ODI is hosting an event on the topic of evaluating development impact when public money is invested in private projects. Obtaining evidence of development impact is extremely difficult in this context, and there is a real challenge of striking the right balance between realism and accountability. But however that balance is struck, it will only ever be half the picture without information on the true cost to the public purse.

Development finance institutions might even benefit from providing more explicit information about subsidies and by framing the debate in terms of development impact per dollar spent – some DFIs attract criticism for funding luxury hotels, but perhaps the grant equivalent of those investments is zero (or negative). 

What this means for the UK

The UK recently decided to give £735m to its development finance institution CDC, over three years, and count that as ODA. That money will be used to acquire assets, largely equity in companies and projects in Africa and South Asia. CDC’s main objective is to promote development by supporting businesses, but it also aims to generate financial profits from its investments.

There is an argument that, because CDC will keep the money invested for the foreseeable future, it makes sense to treat the money as sunk: money invested and only coming back in the distant future is not terribly different to money gone for good.

But DFIs also want to encourage long-term investors like pension funds to invest in developing countries – we do not tell pension funds that money invested for the long-term is effectively sunk.

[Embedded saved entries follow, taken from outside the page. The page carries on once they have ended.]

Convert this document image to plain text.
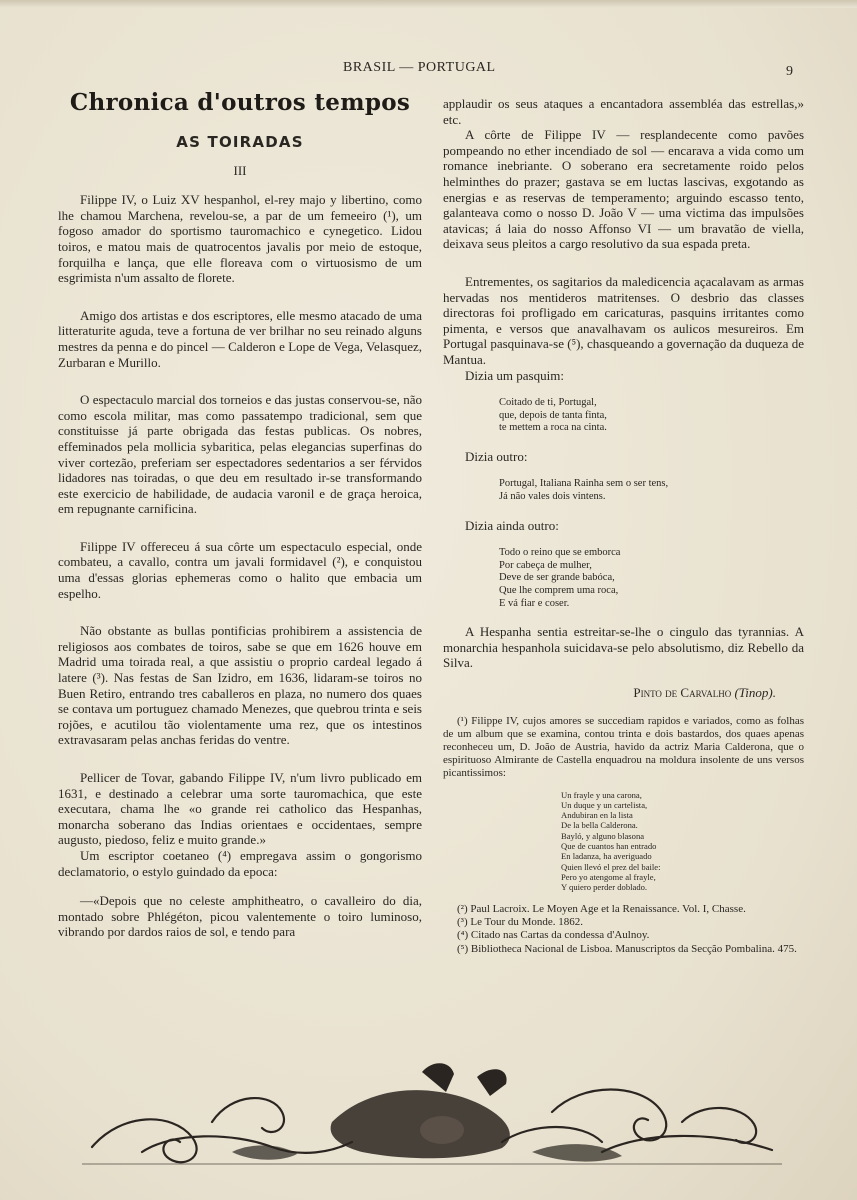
BRASIL — PORTUGAL	9
Chronica d'outros tempos
AS TOIRADAS
III

Filippe IV, o Luiz XV hespanhol, el-rey majo y libertino, como lhe chamou Marchena, revelou-se, a par de um femeeiro (¹), um fogoso amador do sportismo tauromachico e cynegetico. Lidou toiros, e matou mais de quatrocentos javalis por meio de estoque, forquilha e lança, que elle floreava com o virtuosismo de um esgrimista n'um assalto de florete.

Amigo dos artistas e dos escriptores, elle mesmo atacado de uma litteraturite aguda, teve a fortuna de ver brilhar no seu reinado alguns mestres da penna e do pincel — Calderon e Lope de Vega, Velasquez, Zurbaran e Murillo.

O espectaculo marcial dos torneios e das justas conservou-se, não como escola militar, mas como passatempo tradicional, sem que constituisse já parte obrigada das festas publicas. Os nobres, effeminados pela mollicia sybaritica, pelas elegancias superfinas do viver cortezão, preferiam ser espectadores sedentarios a ser férvidos lidadores nas toiradas, o que deu em resultado ir-se transformando este exercicio de habilidade, de audacia varonil e de graça heroica, em repugnante carnificina.

Filippe IV offereceu á sua côrte um espectaculo especial, onde combateu, a cavallo, contra um javali formidavel (²), e conquistou uma d'essas glorias ephemeras como o halito que embacia um espelho.

Não obstante as bullas pontificias prohibirem a assistencia de religiosos aos combates de toiros, sabe se que em 1626 houve em Madrid uma toirada real, a que assistiu o proprio cardeal legado á latere (³). Nas festas de San Izidro, em 1636, lidaram-se toiros no Buen Retiro, entrando tres caballeros en plaza, no numero dos quaes se contava um portuguez chamado Menezes, que quebrou trinta e seis rojões, e acutilou tão violentamente uma rez, que os intestinos extravasaram pelas anchas feridas do ventre.

Pellicer de Tovar, gabando Filippe IV, n'um livro publicado em 1631, e destinado a celebrar uma sorte tauromachica, que este executara, chama lhe «o grande rei catholico das Hespanhas, monarcha soberano das Indias orientaes e occidentaes, sempre augusto, piedoso, feliz e muito grande.»

Um escriptor coetaneo (⁴) empregava assim o gongorismo declamatorio, o estylo guindado da epoca:

—«Depois que no celeste amphitheatro, o cavalleiro do dia, montado sobre Phlégéton, picou valentemente o toiro luminoso, vibrando por dardos raios de sol, e tendo para

applaudir os seus ataques a encantadora assembléa das estrellas,» etc.

A côrte de Filippe IV — resplandecente como pavões pompeando no ether incendiado de sol — encarava a vida como um romance inebriante. O soberano era secretamente roido pelos helminthes do prazer; gastava se em luctas lascivas, exgotando as energias e as reservas de temperamento; arguindo escasso tento, galanteava como o nosso D. João V — uma victima das impulsões atavicas; á laia do nosso Affonso VI — um bravatão de viella, deixava seus pleitos a cargo resolutivo da sua espada preta.

Entrementes, os sagitarios da maledicencia açacalavam as armas hervadas nos mentideros matritenses. O desbrio das classes directoras foi profligado em caricaturas, pasquins irritantes como pimenta, e versos que anavalhavam os aulicos mesureiros. Em Portugal pasquinava-se (⁵), chasqueando a governação da duqueza de Mantua.

Dizia um pasquim:

Coitado de ti, Portugal,
que, depois de tanta finta,
te mettem a roca na cinta.

Dizia outro:

Portugal, Italiana Rainha sem o ser tens,
Já não vales dois vintens.

Dizia ainda outro:

Todo o reino que se emborca
Por cabeça de mulher,
Deve de ser grande babóca,
Que lhe comprem uma roca,
E vá fiar e coser.

A Hespanha sentia estreitar-se-lhe o cingulo das tyrannias. A monarchia hespanhola suicidava-se pelo absolutismo, diz Rebello da Silva.

Pinto de Carvalho (Tinop).

(¹) Filippe IV, cujos amores se succediam rapidos e variados, como as folhas de um album que se examina, contou trinta e dois bastardos, dos quaes apenas reconheceu um, D. João de Austria, havido da actriz Maria Calderona, que o espirituoso Almirante de Castella enquadrou na moldura insolente de uns versos picantissimos:

Un frayle y una carona,
Un duque y un cartelista,
Andubiran en la lista
De la bella Calderona.
Bayló, y alguno blasona
Que de cuantos han entrado
En ladanza, ha averiguado
Quien llevó el prez del baile:
Pero yo atengome al frayle,
Y quiero perder doblado.
(²) Paul Lacroix. Le Moyen Age et la Renaissance. Vol. I, Chasse.
(³) Le Tour du Monde. 1862.
(⁴) Citado nas Cartas da condessa d'Aulnoy.
(⁵) Bibliotheca Nacional de Lisboa. Manuscriptos da Secção Pombalina. 475.
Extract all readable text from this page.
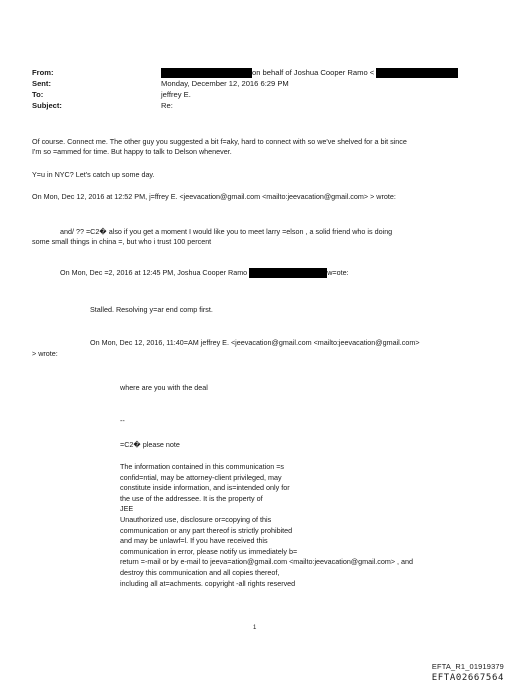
From:	on behalf of Joshua Cooper Ramo <
Sent:	Monday, December 12, 2016 6:29 PM
To:	jeffrey E.
Subject:	Re:
Of course. Connect me. The other guy you suggested a bit f=aky, hard to connect with so we've shelved for a bit since
I'm so =ammed for time. But happy to talk to Delson whenever.
Y=u in NYC? Let's catch up some day.
On Mon, Dec 12, 2016 at 12:52 PM, j=ffrey E. <jeevacation@gmail.com <mailto:jeevacation@gmail.com> > wrote:
and/ ?? =C2� also if you get a moment I would like you to meet larry =elson , a solid friend who is doing
some small things in china =, but who i trust 100 percent
On Mon, Dec =2, 2016 at 12:45 PM, Joshua Cooper Ramo	w=ote:
Stalled. Resolving y=ar end comp first.
On Mon, Dec 12, 2016, 11:40=AM jeffrey E. <jeevacation@gmail.com <mailto:jeevacation@gmail.com>
> wrote:
where are you with the deal
--
=C2� please note
The information contained in this communication =s
confid=ntial, may be attorney-client privileged, may
constitute inside information, and is=intended only for
the use of the addressee. It is the property of
JEE
Unauthorized use, disclosure or=copying of this
communication or any part thereof is strictly prohibited
and may be unlawf=l. If you have received this
communication in error, please notify us immediately b=
return =-mail or by e-mail to jeeva=ation@gmail.com <mailto:jeevacation@gmail.com> , and
destroy this communication and all copies thereof,
including all at=achments. copyright -all rights reserved
1
EFTA_R1_01919379
EFTA02667564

This issue extends beyond contributions to CDC. HM Treasury has set the DFID  target of £692 million of ‘non-fiscal’ expenditure in 2015-16. As the Independent Commission for Aid Impact notes, ‘The advantage to HM Treasury is that non-fiscal expenditure does not impact net public sector debt.’ Because DFID operates under a pre-determined ODA budget of 0.7 per cent of GNI, accounting details like this matter – in years when the face value of investments (or contributions to intermediaries) are counted as ODA, there’s less money for traditional aid.

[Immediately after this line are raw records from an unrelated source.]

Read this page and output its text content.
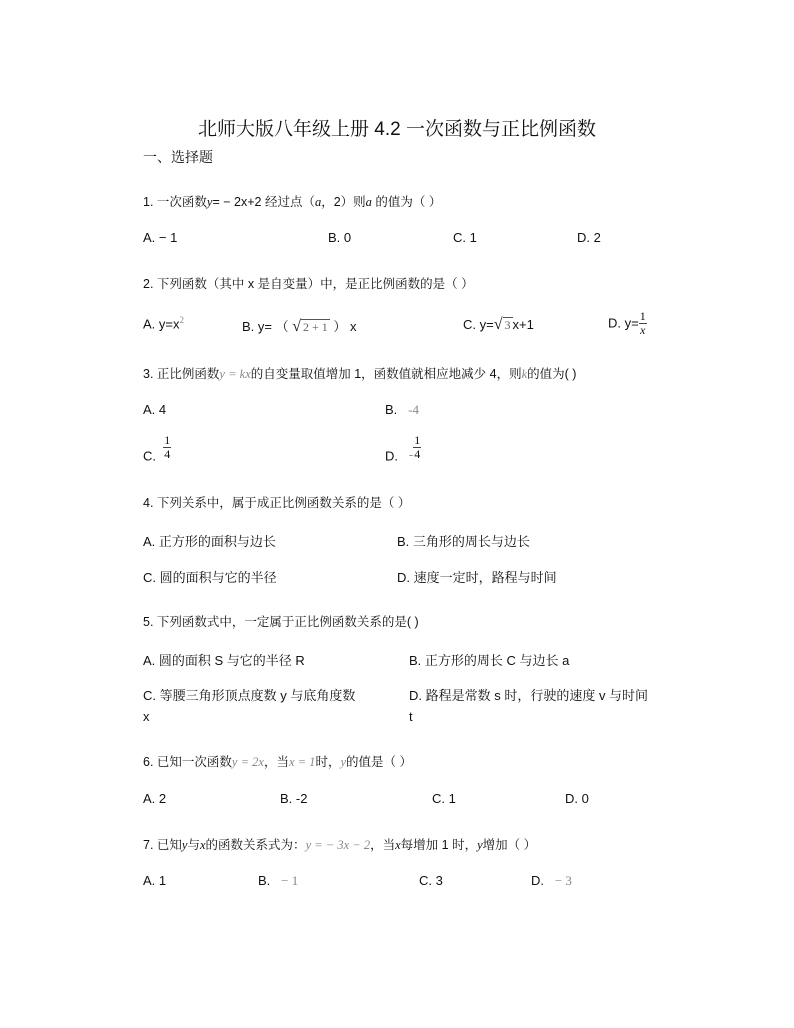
北师大版八年级上册 4.2 一次函数与正比例函数
一、选择题
1. 一次函数y= − 2x+2 经过点（a，2）则a 的值为（ ）
A. − 1	B. 0	C. 1	D. 2
2. 下列函数（其中 x 是自变量）中，是正比例函数的是（ ）
A. $y=x^2$	B. y= （ √ 2 + 1 ） x	C. y=√ 3 x+1	D. $y= \frac{1}{x}$
3. 正比例函数y = kx的自变量取值增加 1，函数值就相应地减少 4，则k的值为( )
A. 4	B. -4
C. $\frac{1}{4}$	D. - $\frac{1}{4}$
4. 下列关系中，属于成正比例函数关系的是（ ）
A. 正方形的面积与边长	B. 三角形的周长与边长
C. 圆的面积与它的半径	D. 速度一定时，路程与时间
5. 下列函数式中，一定属于正比例函数关系的是( )
A. 圆的面积 S 与它的半径 R	B. 正方形的周长 C 与边长 a
C. 等腰三角形顶点度数 y 与底角度数
x
D. 路程是常数 s 时，行驶的速度 v 与时间
t
6. 已知一次函数y = 2x，当x = 1时，y的值是（ ）
A. 2	B. -2	C. 1	D. 0
7. 已知y与x的函数关系式为：y = − 3x − 2，当x每增加 1 时，y增加（ ）
A. 1	B. − 1	C. 3	D. − 3
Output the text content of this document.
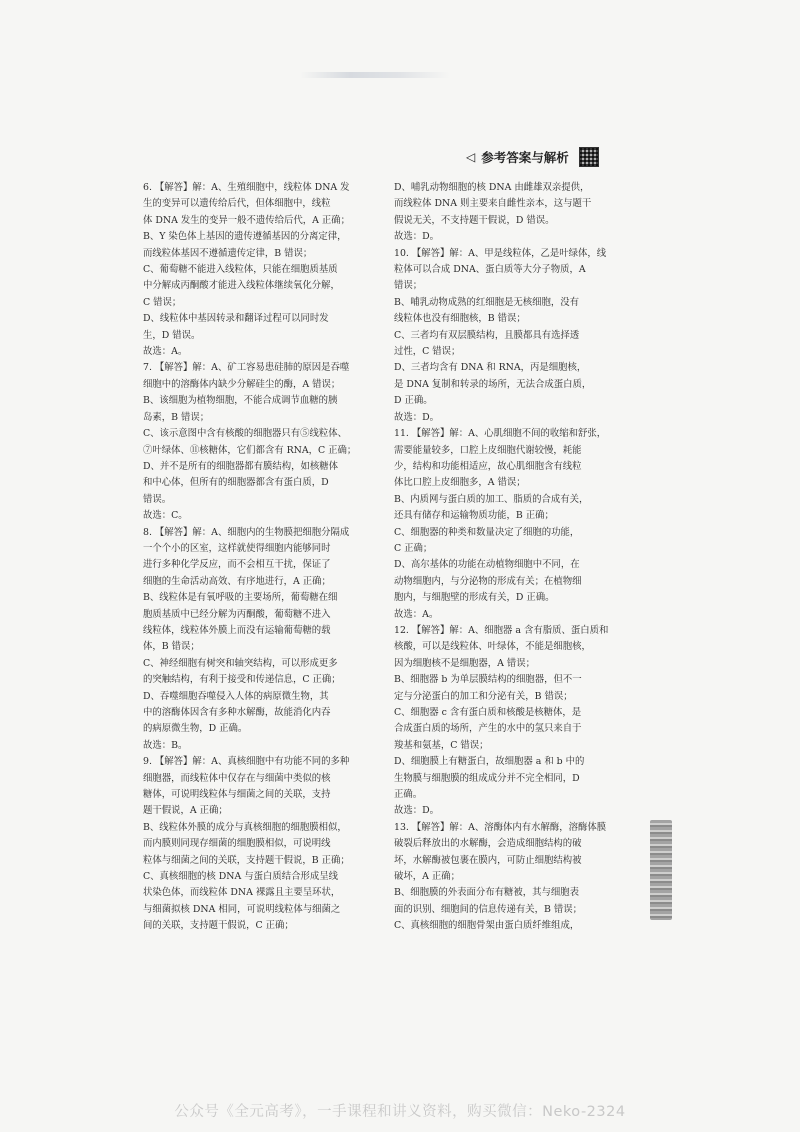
◁ 参考答案与解析
6. 【解答】解：A、生殖细胞中，线粒体 DNA 发
生的变异可以遗传给后代，但体细胞中，线粒
体 DNA 发生的变异一般不遗传给后代，A 正确；
B、Y 染色体上基因的遗传遵循基因的分离定律，
而线粒体基因不遵循遗传定律，B 错误；
C、葡萄糖不能进入线粒体，只能在细胞质基质
中分解成丙酮酸才能进入线粒体继续氧化分解，
C 错误；
D、线粒体中基因转录和翻译过程可以同时发
生，D 错误。
故选：A。
7. 【解答】解：A、矿工容易患硅肺的原因是吞噬
细胞中的溶酶体内缺少分解硅尘的酶，A 错误；
B、该细胞为植物细胞，不能合成调节血糖的胰
岛素，B 错误；
C、该示意图中含有核酸的细胞器只有⑤线粒体、
⑦叶绿体、⑪核糖体，它们都含有 RNA，C 正确；
D、并不是所有的细胞器都有膜结构，如核糖体
和中心体，但所有的细胞器都含有蛋白质，D
错误。
故选：C。
8. 【解答】解：A、细胞内的生物膜把细胞分隔成
一个个小的区室，这样就使得细胞内能够同时
进行多种化学反应，而不会相互干扰，保证了
细胞的生命活动高效、有序地进行，A 正确；
B、线粒体是有氧呼吸的主要场所，葡萄糖在细
胞质基质中已经分解为丙酮酸，葡萄糖不进入
线粒体，线粒体外膜上而没有运输葡萄糖的载
体，B 错误；
C、神经细胞有树突和轴突结构，可以形成更多
的突触结构，有利于接受和传递信息，C 正确；
D、吞噬细胞吞噬侵入人体的病原微生物，其
中的溶酶体因含有多种水解酶，故能消化内吞
的病原微生物，D 正确。
故选：B。
9. 【解答】解：A、真核细胞中有功能不同的多种
细胞器，而线粒体中仅存在与细菌中类似的核
糖体，可说明线粒体与细菌之间的关联，支持
题干假说，A 正确；
B、线粒体外膜的成分与真核细胞的细胞膜相似，
而内膜则同现存细菌的细胞膜相似，可说明线
粒体与细菌之间的关联，支持题干假说，B 正确；
C、真核细胞的核 DNA 与蛋白质结合形成呈线
状染色体，而线粒体 DNA 裸露且主要呈环状，
与细菌拟核 DNA 相同，可说明线粒体与细菌之
间的关联，支持题干假说，C 正确；
D、哺乳动物细胞的核 DNA 由雌雄双亲提供，
而线粒体 DNA 则主要来自雌性亲本，这与题干
假说无关，不支持题干假说，D 错误。
故选：D。
10. 【解答】解：A、甲是线粒体，乙是叶绿体，线
粒体可以合成 DNA、蛋白质等大分子物质，A
错误；
B、哺乳动物成熟的红细胞是无核细胞，没有
线粒体也没有细胞核，B 错误；
C、三者均有双层膜结构，且膜都具有选择透
过性，C 错误；
D、三者均含有 DNA 和 RNA，丙是细胞核，
是 DNA 复制和转录的场所，无法合成蛋白质，
D 正确。
故选：D。
11. 【解答】解：A、心肌细胞不间的收缩和舒张，
需要能量较多，口腔上皮细胞代谢较慢，耗能
少，结构和功能相适应，故心肌细胞含有线粒
体比口腔上皮细胞多，A 错误；
B、内质网与蛋白质的加工、脂质的合成有关，
还具有储存和运输物质功能，B 正确；
C、细胞器的种类和数量决定了细胞的功能，
C 正确；
D、高尔基体的功能在动植物细胞中不同，在
动物细胞内，与分泌物的形成有关；在植物细
胞内，与细胞壁的形成有关，D 正确。
故选：A。
12. 【解答】解：A、细胞器 a 含有脂质、蛋白质和
核酸，可以是线粒体、叶绿体，不能是细胞核，
因为细胞核不是细胞器，A 错误；
B、细胞器 b 为单层膜结构的细胞器，但不一
定与分泌蛋白的加工和分泌有关，B 错误；
C、细胞器 c 含有蛋白质和核酸是核糖体，是
合成蛋白质的场所，产生的水中的氢只来自于
羧基和氨基，C 错误；
D、细胞膜上有糖蛋白，故细胞器 a 和 b 中的
生物膜与细胞膜的组成成分并不完全相同，D
正确。
故选：D。
13. 【解答】解：A、溶酶体内有水解酶，溶酶体膜
破裂后释放出的水解酶，会造成细胞结构的破
坏，水解酶被包裹在膜内，可防止细胞结构被
破坏，A 正确；
B、细胞膜的外表面分布有糖被，其与细胞表
面的识别、细胞间的信息传递有关，B 错误；
C、真核细胞的细胞骨架由蛋白质纤维组成，
公众号《全元高考》，一手课程和讲义资料，购买微信：Neko-2324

Nothing here amounts to a criticism of the UK’s decision to invest more in stimulating private investment and less on traditional aid. But if ODA recognition was based on estimated upfront grant equivalence the UK could have done this without squeezing the remaining ODA budget to the same extent.

We need a better system for recognising private sector investments

We are living though a protracted period of austerity – circumstances which are likely to make governments particularly responsive to the incentives built into the rules for ODA recognition. But perhaps more importantly, as donors increasingly base their strategies around mobilising private investment, greater clarity about what they are really spending would benefit everybody.

Agreeing a methodology for estimating the subsidy implied by equity investments won’t be easy – this isn’t the place to go into details – but is a challenge worth taking on.

The idea of subsidising the private sector is politically awkward, but if donors are going to do it, they should be upfront about it. Often the subsidy they provide is small, making it easier to demonstrate value for money. Counting the full sum as ODA makes that harder.